By Marika Katanuma
Kazuhiko Moriyama is betting that well-rested workers are good for business. In fact, he’s placing real money on the wager.
Employees who sleep at least six hours a night, for at least five days a week, are awarded points by Crazy Inc., a wedding organizer in Japan. The points can be exchanged for food in the company cafeteria worth as much as 64,000 yen ($570) per year. Nightly rest will be tracked using an app made by Airweave Inc., a mattress manufacturer.
More than 92 percent of Japanese over the age of 20 say that they aren’t getting enough sleep, according to a survey by Fuji Ryoki, a health-products maker. Thanks to a labor shortage and long-held cultural belief of noble sacrifice for the corporate good, Japan has become notorious for a phenomenon called death-from-overwork, which claimed the life of an ad agency employee in 2015. Employees with happier lives will lead to better performance at the office, according to Moriyama.
“You have to protect workers’ rights, otherwise the country itself will weaken,” Moriyama said. In addition to the sleep incentives, Crazy also promotes better nutrition, exercise and a more positive office environment. Child support is available, as well the opportunity to take company vacations on regular business days.

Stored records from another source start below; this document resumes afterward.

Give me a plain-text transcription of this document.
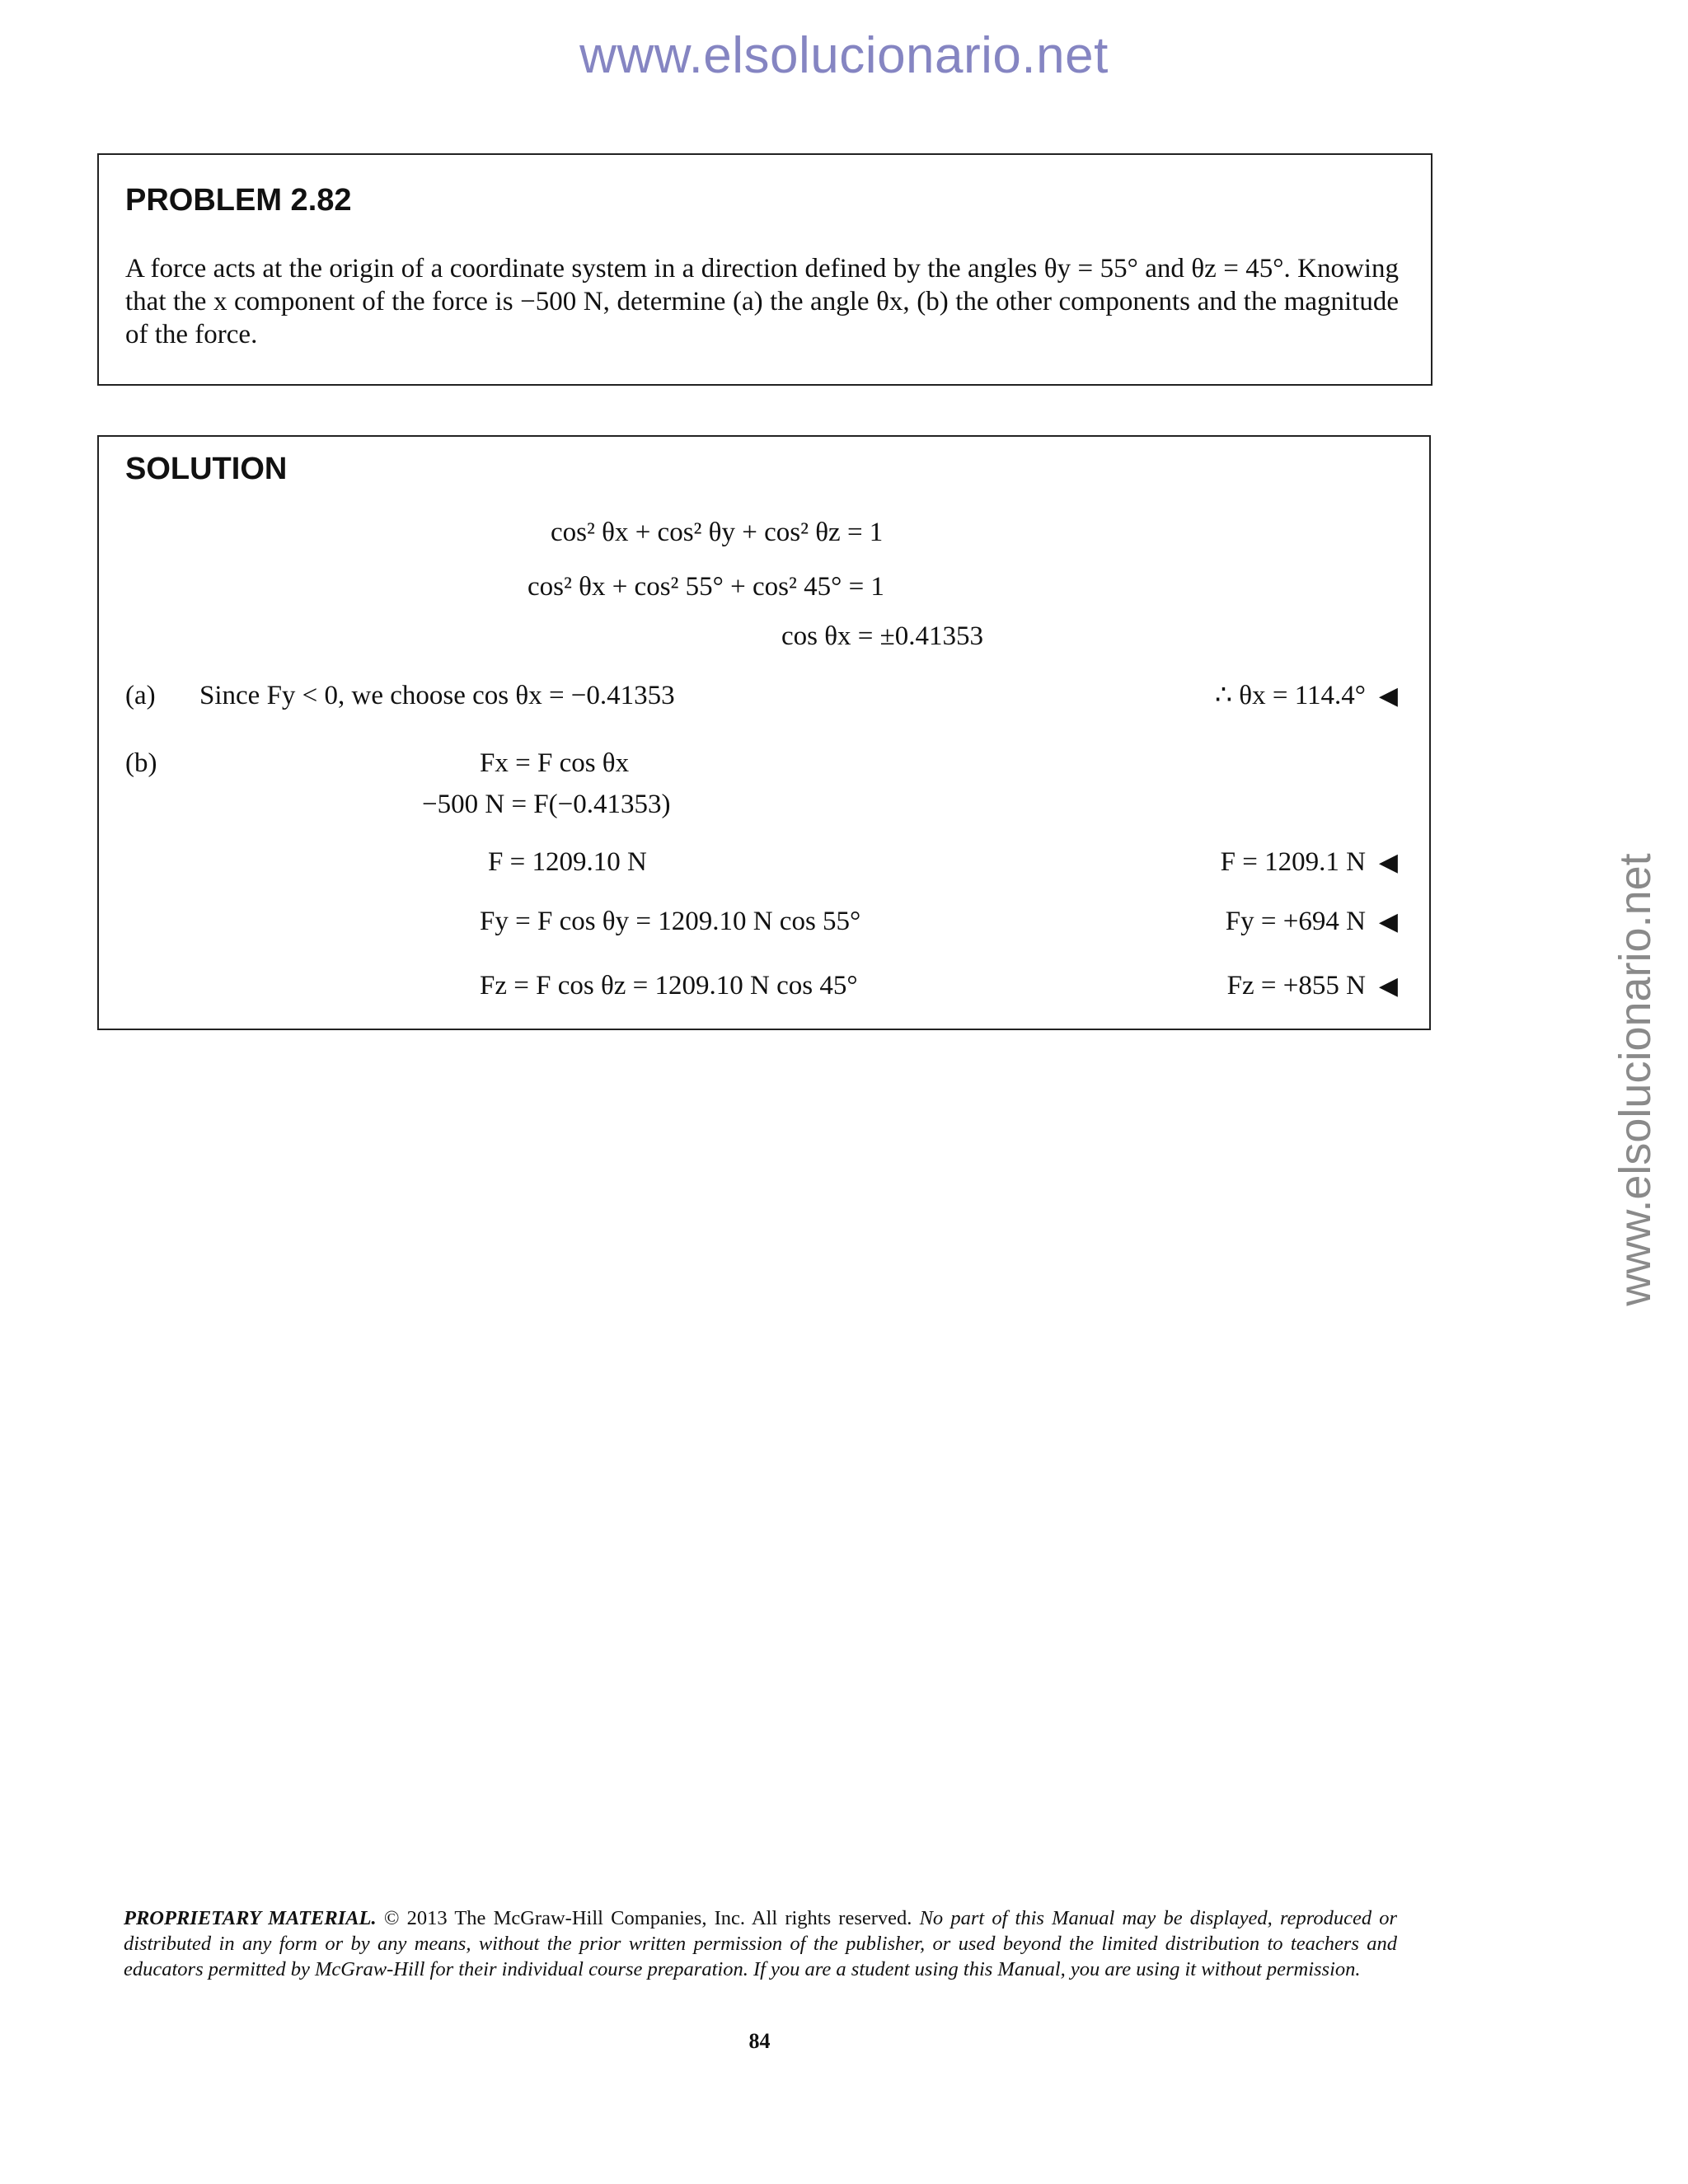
www.elsolucionario.net
www.elsolucionario.net
PROBLEM 2.82
A force acts at the origin of a coordinate system in a direction defined by the angles θy = 55° and θz = 45°. Knowing that the x component of the force is −500 N, determine (a) the angle θx, (b) the other components and the magnitude of the force.
SOLUTION
cos² θx + cos² θy + cos² θz = 1
cos² θx + cos² 55° + cos² 45° = 1
cos θx = ±0.41353
(a) Since Fy < 0, we choose cos θx = −0.41353	∴ θx = 114.4° ◀
(b)	Fx = F cos θx
−500 N = F(−0.41353)
F = 1209.10 N	F = 1209.1 N ◀
Fy = F cos θy = 1209.10 N cos 55°	Fy = +694 N ◀
Fz = F cos θz = 1209.10 N cos 45°	Fz = +855 N ◀
PROPRIETARY MATERIAL. © 2013 The McGraw-Hill Companies, Inc. All rights reserved. No part of this Manual may be displayed, reproduced or distributed in any form or by any means, without the prior written permission of the publisher, or used beyond the limited distribution to teachers and educators permitted by McGraw-Hill for their individual course preparation. If you are a student using this Manual, you are using it without permission.
84
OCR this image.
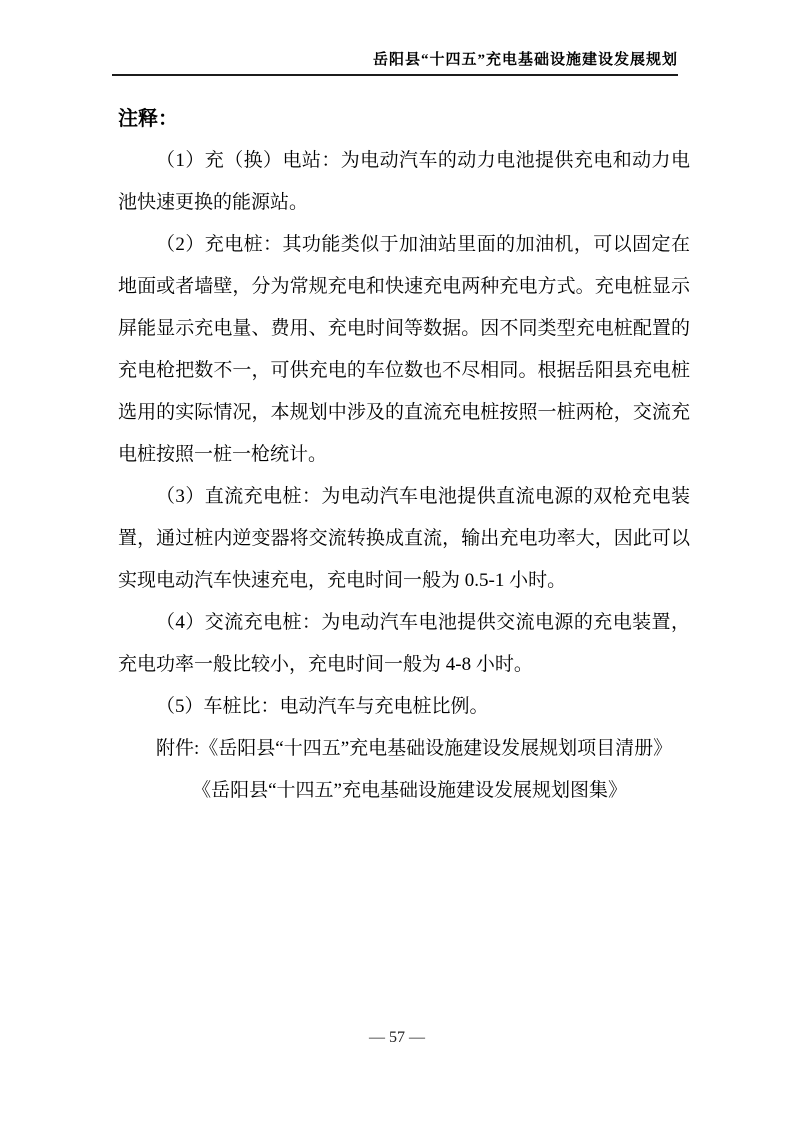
岳阳县“十四五”充电基础设施建设发展规划
注释：

（1）充（换）电站：为电动汽车的动力电池提供充电和动力电池快速更换的能源站。

（2）充电桩：其功能类似于加油站里面的加油机，可以固定在地面或者墙壁，分为常规充电和快速充电两种充电方式。充电桩显示屏能显示充电量、费用、充电时间等数据。因不同类型充电桩配置的充电枪把数不一，可供充电的车位数也不尽相同。根据岳阳县充电桩选用的实际情况，本规划中涉及的直流充电桩按照一桩两枪，交流充电桩按照一桩一枪统计。

（3）直流充电桩：为电动汽车电池提供直流电源的双枪充电装置，通过桩内逆变器将交流转换成直流，输出充电功率大，因此可以实现电动汽车快速充电，充电时间一般为 0.5-1 小时。

（4）交流充电桩：为电动汽车电池提供交流电源的充电装置，充电功率一般比较小，充电时间一般为 4-8 小时。

（5）车桩比：电动汽车与充电桩比例。

附件:《岳阳县“十四五”充电基础设施建设发展规划项目清册》

《岳阳县“十四五”充电基础设施建设发展规划图集》

— 57 —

There’s some evidence that more sleep will lead to improved business performance and higher economic growth. Insufficient sleep costs the U.S. economy as much as $411 billion a year, or 2.28 percent of GDP, according to a 2009 study by Rand Corp. For Japan, the loss is estimated to be $138 billion, or 2.92 percent of GDP.
“I eventually want to reach a million employees,” Moriyama said. “I want to do something that other people will think is crazy.”